I often take supplies to those I meet and I have a vision of not only sitting and talking with those in need but doing activities with them that help them to feel more integrated within their world.
Taking a lonely elderly person or homeless person to lunch at a restaurant instantly changes their self-perception and can lead to increased feelings of acceptance… which leads to ever more feelings of belonging, the possibility for life changes, better societal involvement, improved health and ultimately participation as a visitor for someone else.
What elements of community or sustainability will be addressed with your idea?
Many elements of community are addressed by this concept.
The participation of those willing to offer compassion to the lonely and forgotten members of our society will be bonded by a strong sense of community consciousness.
Unity and solidarity are derived from living in a definite locality, such as Oslo. By understanding some of the complexities, complications, and confusions within the life of just one member of a community, insights are brought into the collective emotional identification of it’s members.

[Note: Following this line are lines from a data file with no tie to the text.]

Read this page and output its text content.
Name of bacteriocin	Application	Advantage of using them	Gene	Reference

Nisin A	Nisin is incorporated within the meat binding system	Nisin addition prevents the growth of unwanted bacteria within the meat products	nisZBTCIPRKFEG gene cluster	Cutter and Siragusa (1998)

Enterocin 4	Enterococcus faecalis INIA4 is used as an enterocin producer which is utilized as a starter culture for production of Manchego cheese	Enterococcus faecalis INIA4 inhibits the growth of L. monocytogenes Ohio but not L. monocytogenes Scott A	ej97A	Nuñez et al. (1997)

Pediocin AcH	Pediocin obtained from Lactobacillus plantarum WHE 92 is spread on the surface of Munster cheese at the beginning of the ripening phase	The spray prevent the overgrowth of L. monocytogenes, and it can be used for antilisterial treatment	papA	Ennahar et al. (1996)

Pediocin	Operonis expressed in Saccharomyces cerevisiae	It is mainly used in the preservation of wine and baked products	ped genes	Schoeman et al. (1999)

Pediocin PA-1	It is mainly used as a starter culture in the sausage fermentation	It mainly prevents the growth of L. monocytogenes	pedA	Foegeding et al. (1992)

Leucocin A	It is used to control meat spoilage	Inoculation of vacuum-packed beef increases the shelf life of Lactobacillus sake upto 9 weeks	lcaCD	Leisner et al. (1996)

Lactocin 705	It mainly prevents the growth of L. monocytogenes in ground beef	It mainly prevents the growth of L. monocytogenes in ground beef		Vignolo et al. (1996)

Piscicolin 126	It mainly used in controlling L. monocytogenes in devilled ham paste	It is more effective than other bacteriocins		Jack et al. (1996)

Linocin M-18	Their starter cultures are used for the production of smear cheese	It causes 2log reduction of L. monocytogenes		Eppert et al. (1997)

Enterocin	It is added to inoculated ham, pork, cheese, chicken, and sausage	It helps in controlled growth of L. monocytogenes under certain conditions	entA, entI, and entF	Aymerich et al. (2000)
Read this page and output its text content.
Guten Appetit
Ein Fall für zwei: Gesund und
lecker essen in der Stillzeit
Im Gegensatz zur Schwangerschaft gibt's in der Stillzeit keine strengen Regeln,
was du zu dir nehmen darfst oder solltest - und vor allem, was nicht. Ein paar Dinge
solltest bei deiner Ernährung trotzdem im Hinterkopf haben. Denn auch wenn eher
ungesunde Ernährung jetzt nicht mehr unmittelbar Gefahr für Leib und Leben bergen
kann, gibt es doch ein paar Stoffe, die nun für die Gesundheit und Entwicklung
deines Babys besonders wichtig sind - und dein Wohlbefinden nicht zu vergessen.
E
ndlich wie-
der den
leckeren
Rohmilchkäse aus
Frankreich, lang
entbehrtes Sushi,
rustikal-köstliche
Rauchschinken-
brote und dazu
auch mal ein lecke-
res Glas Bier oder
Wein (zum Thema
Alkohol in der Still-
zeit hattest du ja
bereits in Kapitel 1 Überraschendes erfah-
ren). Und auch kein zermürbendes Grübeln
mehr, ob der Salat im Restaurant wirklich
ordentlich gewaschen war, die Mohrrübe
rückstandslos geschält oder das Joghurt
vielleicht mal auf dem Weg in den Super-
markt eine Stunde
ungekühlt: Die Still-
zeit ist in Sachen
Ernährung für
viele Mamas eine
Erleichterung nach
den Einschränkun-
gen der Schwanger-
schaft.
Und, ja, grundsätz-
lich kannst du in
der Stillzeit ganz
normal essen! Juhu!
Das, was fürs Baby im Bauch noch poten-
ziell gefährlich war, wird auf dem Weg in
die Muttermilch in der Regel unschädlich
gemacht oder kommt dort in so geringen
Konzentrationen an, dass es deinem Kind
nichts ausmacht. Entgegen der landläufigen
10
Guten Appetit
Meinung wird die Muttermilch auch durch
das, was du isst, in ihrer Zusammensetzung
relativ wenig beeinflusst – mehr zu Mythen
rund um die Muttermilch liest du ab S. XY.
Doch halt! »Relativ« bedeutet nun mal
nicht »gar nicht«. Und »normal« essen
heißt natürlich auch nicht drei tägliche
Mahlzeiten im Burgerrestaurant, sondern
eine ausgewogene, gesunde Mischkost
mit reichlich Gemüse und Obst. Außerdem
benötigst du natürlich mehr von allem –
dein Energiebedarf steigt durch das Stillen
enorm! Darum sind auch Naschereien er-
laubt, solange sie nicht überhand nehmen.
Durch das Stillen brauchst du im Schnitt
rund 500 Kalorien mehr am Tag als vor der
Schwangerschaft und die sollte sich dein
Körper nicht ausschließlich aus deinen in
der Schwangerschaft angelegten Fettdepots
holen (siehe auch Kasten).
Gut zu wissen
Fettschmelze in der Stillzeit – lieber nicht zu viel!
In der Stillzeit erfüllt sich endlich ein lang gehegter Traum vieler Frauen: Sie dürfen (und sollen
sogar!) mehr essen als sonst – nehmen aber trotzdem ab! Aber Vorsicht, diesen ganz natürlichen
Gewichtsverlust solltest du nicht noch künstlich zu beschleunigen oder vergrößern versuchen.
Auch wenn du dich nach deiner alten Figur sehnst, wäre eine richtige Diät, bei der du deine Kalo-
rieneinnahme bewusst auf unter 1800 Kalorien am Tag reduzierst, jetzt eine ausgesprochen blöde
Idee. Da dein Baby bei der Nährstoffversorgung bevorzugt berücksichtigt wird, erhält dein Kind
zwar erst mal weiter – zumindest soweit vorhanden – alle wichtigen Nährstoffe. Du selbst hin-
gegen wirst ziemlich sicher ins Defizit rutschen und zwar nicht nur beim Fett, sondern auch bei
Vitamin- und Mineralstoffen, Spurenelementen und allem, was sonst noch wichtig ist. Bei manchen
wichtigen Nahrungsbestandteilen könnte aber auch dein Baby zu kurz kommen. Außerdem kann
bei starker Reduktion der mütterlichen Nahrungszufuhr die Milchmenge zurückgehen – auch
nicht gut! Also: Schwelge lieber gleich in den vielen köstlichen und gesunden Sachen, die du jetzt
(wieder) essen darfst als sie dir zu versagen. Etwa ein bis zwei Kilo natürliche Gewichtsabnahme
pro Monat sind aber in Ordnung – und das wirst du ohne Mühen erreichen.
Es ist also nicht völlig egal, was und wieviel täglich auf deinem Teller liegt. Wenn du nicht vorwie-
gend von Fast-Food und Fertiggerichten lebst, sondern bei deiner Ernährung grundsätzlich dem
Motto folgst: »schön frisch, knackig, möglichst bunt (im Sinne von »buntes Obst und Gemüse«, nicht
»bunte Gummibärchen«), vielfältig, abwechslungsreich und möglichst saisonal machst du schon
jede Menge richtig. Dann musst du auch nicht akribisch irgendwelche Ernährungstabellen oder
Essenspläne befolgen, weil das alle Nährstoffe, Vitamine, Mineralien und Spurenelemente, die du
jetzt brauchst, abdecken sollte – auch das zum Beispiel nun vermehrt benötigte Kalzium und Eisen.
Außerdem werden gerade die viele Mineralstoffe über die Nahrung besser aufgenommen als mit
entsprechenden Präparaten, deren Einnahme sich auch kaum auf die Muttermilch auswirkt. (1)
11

This project includes all aspects of social life. Participation welcomes everybody regardless of color, age, race, prior community involvement, level of education, occupation, personal relation,
handicap, religion or any other factor. “A Friend for Those Forgotten” actively reaches out to all citizens, encouraging their participation.
In addition this project promotes community health. Experts report that when you focus on someone other than yourself, it interrupts usual tension-producing patterns.
Moods and emotions, like optimism, joy, and control over one’s fate, strengthen the immune system and create more opportunities for positive social interaction.